Adapun bentuk jaringan sosial yang bersifat
Formal yaitu meliputi peran anggota
keluarga dan jaringan sosial yang bersifat
informal meliputi Diversifikasi pekerjaan
baik penambang maupun keluarga
penambang timah.
Jaringan Sosial Formal (Peran Anggota
Keluarga)
Jaringan sosial formal meliputi peran
anggota keluarga para penambang timah
tradisional dalam upaya membantu kepala
keluarga dalam proses bertahan hidup, peran
anggota keluarga meliputi seluruh anggota
keluarga baik Istri maupu anak yang ikut
berperan aktif dalam upaya bertahan hidup.

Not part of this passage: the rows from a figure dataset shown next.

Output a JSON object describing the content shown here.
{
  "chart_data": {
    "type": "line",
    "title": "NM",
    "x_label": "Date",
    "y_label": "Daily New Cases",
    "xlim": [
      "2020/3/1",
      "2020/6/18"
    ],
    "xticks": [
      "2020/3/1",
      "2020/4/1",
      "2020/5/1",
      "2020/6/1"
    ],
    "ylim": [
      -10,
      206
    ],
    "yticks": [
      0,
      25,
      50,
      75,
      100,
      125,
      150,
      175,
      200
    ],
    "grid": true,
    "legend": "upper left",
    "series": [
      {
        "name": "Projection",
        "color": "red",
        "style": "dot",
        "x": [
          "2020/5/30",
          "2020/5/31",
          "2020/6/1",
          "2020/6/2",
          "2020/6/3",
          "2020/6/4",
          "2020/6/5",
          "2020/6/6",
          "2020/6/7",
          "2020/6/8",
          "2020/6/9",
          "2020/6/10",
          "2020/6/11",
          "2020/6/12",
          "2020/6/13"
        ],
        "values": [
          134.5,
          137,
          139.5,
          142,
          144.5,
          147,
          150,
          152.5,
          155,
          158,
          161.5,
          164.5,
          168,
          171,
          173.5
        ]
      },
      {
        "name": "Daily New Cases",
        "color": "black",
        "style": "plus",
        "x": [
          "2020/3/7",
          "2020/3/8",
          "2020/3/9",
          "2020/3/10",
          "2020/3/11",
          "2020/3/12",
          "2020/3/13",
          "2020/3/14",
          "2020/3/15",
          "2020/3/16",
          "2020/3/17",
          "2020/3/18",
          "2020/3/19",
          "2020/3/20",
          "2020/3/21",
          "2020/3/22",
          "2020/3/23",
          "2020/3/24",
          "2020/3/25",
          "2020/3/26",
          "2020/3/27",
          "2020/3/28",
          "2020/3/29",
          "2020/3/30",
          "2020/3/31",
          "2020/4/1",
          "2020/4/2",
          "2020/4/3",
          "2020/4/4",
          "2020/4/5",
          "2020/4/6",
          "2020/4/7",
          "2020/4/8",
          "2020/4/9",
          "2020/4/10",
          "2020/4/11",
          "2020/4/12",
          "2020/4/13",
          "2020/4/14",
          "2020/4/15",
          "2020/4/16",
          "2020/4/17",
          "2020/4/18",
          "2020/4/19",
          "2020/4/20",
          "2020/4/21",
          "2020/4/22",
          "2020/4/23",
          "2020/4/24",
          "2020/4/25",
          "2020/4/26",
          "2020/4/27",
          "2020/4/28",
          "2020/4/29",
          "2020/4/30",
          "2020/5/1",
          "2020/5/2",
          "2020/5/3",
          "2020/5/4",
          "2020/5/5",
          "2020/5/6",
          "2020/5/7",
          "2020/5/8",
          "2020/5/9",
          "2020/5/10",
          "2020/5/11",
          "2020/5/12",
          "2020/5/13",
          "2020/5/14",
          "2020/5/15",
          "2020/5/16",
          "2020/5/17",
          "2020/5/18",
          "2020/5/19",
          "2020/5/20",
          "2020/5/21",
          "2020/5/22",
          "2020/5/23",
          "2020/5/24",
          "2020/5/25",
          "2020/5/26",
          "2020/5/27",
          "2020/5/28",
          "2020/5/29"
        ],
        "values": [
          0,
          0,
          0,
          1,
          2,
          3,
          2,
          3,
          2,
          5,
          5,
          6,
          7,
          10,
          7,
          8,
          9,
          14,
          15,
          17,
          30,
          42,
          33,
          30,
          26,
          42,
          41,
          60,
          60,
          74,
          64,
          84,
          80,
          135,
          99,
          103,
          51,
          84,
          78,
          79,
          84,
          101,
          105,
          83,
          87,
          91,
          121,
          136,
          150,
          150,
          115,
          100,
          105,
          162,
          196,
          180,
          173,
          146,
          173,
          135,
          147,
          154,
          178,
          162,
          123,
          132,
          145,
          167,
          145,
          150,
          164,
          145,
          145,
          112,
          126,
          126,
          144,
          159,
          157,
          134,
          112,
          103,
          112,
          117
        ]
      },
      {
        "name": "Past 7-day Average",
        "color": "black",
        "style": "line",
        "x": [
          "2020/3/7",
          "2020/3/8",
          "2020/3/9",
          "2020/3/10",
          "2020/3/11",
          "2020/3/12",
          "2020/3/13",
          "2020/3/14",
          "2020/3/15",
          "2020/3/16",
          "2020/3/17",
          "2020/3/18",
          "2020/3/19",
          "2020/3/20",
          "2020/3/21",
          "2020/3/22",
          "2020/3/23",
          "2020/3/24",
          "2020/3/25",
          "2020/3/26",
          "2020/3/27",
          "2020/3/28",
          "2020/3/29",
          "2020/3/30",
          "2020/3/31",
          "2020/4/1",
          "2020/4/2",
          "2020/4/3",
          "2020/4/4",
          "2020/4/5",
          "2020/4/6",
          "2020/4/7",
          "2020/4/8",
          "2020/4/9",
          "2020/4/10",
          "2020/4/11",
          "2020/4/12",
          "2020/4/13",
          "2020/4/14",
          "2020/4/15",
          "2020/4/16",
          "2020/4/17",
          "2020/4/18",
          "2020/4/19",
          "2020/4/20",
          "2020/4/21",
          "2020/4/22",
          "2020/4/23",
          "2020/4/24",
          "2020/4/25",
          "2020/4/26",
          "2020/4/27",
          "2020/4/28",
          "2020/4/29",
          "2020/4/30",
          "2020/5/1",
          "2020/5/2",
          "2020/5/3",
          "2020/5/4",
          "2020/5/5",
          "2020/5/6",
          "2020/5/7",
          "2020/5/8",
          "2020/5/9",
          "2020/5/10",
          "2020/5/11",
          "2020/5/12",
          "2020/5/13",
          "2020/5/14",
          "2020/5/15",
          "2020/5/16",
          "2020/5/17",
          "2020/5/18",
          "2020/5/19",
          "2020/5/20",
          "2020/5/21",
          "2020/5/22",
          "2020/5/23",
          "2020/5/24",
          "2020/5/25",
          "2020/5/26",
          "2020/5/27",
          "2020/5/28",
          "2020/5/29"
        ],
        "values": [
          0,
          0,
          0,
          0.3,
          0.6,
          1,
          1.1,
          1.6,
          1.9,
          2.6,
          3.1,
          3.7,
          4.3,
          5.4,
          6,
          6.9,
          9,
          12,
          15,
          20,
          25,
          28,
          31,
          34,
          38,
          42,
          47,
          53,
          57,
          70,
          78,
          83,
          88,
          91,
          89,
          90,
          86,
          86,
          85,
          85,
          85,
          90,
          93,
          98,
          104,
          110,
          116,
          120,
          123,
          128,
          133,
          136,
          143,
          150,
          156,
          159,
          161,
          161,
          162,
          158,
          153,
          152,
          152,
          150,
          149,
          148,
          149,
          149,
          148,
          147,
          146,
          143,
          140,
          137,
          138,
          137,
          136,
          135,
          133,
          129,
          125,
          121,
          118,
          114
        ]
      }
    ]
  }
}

Ditengah kondisi akan kekurangan skill
dan rendahnya tingkat pendidikan, tidak
semata-mata menghilangkan hasrat para
penambang timah tradisional untuk
bermimpi mendapatkan pekerjaan yang
layak guna menaikkan tingkat kehidupan
ekonomi mereka.
Besar atau kecilnya pendapatan
penambang timah memang sangat
bergantung dari hasil timah yang didapat.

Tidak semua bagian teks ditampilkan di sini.